Artist Gordon Parks (American, 1912–2006)
Title Harvey Turner, grease maker, weighing lime. When added to the grease, lime gives it body. Pittsburgh Grease Plant.
Date September 1946
Medium Gelatin silver print
Dimensions Image: 7 5/8 × 7 7/16 in. (19.4 × 18.9 cm)
Sheet: 7 5/8 × 7 7/16 in. (19.4 × 18.9 cm)
Credit Line Henry Holmes Smith Archive, Eskenazi Museum of Art, Indiana University
Accession Number 79.200.XX.6.21
About this Work
The African American photographer, writer, and filmmaker Gordon Parks was able to break the boundaries of racism, while at the same time commenting on its place in American society. The youngest of fifteen children from a poor Kansas family, he took up photography at the age of fifteen and won the first Julius Rosenwald Fellowship Award for photography seven years later. This success led to his hiring by Roy E. Stryker for the Farm Security Administration’s depression-era photography project. As the only black photographer on staff, Parks brought a unique perspective on the lives of African-Americans. This photograph is from Parks’s 1946 series taken at the Pittsburgh Grease Company. Many photos from this series featured the company’s black employees; here, a worker weighing out white powder (lime) is presented with an air of great dignity and determination.

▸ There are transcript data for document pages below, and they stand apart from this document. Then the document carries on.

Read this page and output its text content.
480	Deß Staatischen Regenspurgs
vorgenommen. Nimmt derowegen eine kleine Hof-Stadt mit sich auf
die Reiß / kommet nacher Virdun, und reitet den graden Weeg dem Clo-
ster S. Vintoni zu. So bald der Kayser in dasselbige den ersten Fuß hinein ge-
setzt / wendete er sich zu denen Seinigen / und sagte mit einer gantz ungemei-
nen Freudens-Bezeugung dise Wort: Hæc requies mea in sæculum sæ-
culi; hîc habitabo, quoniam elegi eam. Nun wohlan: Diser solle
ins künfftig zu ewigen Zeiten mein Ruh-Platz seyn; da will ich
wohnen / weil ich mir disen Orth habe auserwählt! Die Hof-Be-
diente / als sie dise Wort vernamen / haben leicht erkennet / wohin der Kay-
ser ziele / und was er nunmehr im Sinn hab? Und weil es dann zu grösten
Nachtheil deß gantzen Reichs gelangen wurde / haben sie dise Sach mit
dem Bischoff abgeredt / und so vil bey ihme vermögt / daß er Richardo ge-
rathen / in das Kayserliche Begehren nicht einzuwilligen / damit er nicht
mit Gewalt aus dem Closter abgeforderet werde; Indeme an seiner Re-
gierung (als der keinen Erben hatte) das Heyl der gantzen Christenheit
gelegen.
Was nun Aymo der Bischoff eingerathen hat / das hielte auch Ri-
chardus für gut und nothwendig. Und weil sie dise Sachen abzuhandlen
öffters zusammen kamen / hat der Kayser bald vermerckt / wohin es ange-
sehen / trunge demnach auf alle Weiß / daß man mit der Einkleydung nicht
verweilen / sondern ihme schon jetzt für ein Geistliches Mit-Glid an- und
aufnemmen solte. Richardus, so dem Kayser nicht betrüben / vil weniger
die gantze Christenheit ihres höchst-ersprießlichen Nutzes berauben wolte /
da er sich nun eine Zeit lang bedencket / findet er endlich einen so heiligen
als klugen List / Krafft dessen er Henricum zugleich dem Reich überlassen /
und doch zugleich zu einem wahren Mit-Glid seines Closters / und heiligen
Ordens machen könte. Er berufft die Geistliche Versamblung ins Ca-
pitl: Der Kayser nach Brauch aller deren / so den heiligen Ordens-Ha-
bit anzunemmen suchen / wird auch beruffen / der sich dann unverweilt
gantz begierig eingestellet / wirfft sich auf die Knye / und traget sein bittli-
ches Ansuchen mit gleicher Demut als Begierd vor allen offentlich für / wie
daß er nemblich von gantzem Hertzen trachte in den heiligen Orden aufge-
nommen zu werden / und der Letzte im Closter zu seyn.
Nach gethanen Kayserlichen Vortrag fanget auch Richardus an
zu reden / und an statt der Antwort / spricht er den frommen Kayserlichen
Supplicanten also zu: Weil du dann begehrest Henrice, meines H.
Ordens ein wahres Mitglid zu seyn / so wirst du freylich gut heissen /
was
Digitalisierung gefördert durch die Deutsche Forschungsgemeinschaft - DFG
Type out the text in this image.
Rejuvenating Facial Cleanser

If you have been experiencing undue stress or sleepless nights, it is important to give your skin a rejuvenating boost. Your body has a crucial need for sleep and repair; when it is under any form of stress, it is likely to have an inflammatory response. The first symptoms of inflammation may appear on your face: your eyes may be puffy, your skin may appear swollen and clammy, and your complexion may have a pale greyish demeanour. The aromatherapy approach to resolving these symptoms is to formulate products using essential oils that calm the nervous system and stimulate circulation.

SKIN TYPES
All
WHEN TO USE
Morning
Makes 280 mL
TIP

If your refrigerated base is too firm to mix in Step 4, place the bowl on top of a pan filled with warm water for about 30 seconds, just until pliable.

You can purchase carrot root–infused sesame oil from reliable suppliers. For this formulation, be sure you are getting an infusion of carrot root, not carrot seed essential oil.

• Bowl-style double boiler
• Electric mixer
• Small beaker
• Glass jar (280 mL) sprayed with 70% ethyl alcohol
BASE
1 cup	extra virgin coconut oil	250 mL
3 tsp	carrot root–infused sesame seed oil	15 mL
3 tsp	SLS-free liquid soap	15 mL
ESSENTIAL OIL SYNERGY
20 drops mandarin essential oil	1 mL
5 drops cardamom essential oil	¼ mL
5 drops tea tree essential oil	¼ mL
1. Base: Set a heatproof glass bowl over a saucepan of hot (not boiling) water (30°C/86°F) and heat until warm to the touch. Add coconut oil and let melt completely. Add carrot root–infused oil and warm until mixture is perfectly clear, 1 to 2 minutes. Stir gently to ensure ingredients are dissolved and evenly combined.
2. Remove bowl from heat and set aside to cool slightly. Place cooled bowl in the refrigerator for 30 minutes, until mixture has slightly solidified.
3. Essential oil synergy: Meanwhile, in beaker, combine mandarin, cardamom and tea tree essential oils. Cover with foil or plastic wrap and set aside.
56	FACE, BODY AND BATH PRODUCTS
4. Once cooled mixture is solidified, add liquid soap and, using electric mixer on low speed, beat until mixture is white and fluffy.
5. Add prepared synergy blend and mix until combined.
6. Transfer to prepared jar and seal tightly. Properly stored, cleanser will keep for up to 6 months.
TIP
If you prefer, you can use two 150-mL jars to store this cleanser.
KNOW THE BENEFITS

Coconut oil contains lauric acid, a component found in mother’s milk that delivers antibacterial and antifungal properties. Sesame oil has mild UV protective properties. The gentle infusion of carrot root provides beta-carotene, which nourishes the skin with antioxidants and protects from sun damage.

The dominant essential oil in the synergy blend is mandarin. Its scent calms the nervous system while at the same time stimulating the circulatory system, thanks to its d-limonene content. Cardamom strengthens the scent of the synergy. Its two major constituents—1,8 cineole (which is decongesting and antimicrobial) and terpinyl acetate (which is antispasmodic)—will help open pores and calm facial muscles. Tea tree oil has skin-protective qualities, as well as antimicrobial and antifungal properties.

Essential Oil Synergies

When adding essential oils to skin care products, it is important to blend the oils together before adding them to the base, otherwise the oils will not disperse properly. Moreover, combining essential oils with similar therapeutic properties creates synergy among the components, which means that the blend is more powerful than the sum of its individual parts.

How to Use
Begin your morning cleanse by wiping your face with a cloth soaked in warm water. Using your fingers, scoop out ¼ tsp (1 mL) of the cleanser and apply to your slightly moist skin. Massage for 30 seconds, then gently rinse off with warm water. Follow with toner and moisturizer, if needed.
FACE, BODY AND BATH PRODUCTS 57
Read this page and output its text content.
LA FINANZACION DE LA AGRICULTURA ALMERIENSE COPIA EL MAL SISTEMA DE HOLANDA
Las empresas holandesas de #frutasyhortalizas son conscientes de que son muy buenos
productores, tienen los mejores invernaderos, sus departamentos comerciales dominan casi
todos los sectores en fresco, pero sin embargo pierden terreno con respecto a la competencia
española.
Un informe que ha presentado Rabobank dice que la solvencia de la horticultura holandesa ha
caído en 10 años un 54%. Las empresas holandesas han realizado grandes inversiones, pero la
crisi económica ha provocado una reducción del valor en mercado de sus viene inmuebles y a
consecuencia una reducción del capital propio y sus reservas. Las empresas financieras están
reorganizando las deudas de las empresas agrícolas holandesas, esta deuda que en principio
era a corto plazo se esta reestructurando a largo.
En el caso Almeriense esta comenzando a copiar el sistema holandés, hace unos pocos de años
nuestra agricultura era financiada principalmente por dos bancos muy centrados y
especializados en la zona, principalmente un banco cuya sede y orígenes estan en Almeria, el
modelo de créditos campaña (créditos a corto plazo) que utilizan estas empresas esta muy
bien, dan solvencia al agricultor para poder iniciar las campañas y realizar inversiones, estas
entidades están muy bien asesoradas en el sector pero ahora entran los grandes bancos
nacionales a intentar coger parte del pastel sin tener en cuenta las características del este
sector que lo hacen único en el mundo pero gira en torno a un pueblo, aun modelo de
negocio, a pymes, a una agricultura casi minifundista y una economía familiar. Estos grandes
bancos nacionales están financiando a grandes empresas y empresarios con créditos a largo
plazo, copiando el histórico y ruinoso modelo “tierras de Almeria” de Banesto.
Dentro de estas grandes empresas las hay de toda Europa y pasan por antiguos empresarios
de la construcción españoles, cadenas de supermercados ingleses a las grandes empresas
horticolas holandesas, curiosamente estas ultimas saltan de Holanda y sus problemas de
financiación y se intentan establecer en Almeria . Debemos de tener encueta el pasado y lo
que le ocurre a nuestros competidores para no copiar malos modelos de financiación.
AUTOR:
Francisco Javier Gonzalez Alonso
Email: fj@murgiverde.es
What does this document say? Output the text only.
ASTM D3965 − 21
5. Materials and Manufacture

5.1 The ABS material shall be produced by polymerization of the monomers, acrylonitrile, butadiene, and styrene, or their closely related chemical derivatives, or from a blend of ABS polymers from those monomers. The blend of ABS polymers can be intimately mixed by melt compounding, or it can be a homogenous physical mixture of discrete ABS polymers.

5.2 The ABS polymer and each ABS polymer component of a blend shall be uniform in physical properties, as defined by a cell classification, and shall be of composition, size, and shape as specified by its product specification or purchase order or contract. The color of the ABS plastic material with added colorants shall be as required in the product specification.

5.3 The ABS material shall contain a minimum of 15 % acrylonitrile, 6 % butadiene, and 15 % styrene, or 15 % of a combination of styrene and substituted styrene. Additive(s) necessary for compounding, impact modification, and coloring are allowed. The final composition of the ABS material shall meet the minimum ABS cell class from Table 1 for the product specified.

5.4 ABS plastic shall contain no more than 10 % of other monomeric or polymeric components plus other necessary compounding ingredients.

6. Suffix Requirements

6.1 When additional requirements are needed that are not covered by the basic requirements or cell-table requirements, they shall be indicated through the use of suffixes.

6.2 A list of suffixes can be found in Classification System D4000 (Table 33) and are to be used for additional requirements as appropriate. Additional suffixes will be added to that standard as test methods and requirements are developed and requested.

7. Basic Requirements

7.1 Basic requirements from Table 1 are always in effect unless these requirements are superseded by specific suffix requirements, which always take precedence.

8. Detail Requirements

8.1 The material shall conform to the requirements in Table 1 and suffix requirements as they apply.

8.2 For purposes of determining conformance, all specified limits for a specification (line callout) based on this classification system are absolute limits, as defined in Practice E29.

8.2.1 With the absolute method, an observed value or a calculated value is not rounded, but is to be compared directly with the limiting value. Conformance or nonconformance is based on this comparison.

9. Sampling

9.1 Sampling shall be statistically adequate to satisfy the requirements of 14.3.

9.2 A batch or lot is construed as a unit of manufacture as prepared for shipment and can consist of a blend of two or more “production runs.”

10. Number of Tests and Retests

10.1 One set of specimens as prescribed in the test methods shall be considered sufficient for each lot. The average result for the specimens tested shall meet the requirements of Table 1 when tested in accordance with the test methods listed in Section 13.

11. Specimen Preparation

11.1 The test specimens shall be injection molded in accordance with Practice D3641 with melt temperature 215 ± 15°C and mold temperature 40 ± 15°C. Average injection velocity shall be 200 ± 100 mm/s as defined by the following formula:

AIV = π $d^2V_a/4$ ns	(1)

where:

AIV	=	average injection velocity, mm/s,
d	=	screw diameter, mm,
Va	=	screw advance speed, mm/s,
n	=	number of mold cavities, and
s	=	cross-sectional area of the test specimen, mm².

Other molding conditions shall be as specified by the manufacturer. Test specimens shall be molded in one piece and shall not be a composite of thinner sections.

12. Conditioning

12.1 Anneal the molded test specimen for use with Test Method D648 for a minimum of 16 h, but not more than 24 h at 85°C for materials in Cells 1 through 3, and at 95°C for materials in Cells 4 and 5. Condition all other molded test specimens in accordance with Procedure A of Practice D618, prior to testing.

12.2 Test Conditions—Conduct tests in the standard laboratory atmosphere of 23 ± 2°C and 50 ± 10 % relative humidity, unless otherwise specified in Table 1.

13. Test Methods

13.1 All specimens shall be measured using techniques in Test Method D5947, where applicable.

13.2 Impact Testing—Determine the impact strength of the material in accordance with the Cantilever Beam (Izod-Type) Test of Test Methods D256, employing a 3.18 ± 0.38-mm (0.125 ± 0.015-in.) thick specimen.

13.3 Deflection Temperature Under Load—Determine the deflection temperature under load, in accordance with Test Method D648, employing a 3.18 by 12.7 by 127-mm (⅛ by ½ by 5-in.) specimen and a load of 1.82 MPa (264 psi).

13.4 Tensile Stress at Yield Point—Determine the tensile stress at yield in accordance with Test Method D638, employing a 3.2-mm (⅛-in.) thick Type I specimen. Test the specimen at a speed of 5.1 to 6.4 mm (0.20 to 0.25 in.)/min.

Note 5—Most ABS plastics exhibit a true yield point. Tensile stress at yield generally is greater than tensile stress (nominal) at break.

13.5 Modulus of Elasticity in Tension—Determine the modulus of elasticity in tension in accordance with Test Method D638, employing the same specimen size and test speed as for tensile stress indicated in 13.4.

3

His biggest impact, though, came not in his early photo-documentary projects, but his work as a magazine photographer. Parks was hired by Life magazine in 1948 as their first African American photographer. During his tenure with the magazine, he published the story of the Fontenelle family and similarly moving photo-essays—on an impoverished Brazilian boy named Flavio Da Silva and a young Harlem gang member named Leonard “Red” Jackson. For Parks the camera was more than simply a tool for recording society, it became a "weapon against poverty, racism, and discrimination."